Setelah dilakukan pengembangan, perkara serupa dialami korban lain yang juga berusia 16 tahun di salah satu hotel di Kota Pekanbaru. Korban dan tersangka MMA bahkan melakukan hubungan badan layaknya suami istri di salah satu kamar hotel.

"Korban yang trauma juga melaporkan ke ayahnya dan membuat laporan untuk diusut lebih lanjut," ujar Anom.

Direktur Reserse Kriminal Umum Polda Riau Komisaris Besar Polisi Asep Darmawan menjelaskan tersangka RAP tak bisa dihadirkan dalam pengungkapan kasus karena kondisi kesehatannya menurun. RAP yang mengidap HIV dan kondisi kesehatannya memburuk.

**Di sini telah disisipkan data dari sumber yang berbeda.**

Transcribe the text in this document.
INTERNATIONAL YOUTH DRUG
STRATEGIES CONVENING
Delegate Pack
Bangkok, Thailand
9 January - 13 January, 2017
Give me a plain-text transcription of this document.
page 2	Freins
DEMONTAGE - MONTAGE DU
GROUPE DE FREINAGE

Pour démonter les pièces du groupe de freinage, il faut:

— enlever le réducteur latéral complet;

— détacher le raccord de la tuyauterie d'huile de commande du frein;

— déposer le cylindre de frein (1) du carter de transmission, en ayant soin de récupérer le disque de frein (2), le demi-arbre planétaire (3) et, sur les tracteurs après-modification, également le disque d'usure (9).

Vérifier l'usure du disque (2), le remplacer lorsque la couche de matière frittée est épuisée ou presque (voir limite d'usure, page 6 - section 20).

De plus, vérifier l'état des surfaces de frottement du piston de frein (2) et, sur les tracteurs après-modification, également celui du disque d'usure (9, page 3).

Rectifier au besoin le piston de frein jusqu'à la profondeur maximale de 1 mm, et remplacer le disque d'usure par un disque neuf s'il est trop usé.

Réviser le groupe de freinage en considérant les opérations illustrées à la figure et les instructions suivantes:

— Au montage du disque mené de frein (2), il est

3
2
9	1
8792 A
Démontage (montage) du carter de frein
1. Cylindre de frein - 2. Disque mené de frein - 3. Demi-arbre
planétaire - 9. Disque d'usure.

"Saat ini di Rumah Sakit Umum Daerah Arifin Ahmad. Dikhawatirkan juga apabila di tahanan akan menulari tahanan lain," papar Asep.

Dua tersangka yang melakukan perbuatan asusila ini saat duduk di bangku SD juga merupakan korban dan kini menjadi pelaku. Selain itu, polisi akan mendalami aplikasi yang menjadi tempat berkenalan tersangka dan korban untuk pengusutan lebih lanjut.

Para tersangka disangkakan dengan Pasal 76 E jo Pasal 82 Undang-Undang Perlindungan Anak dengan ancaman pidana paling singkat lima tahun penjara.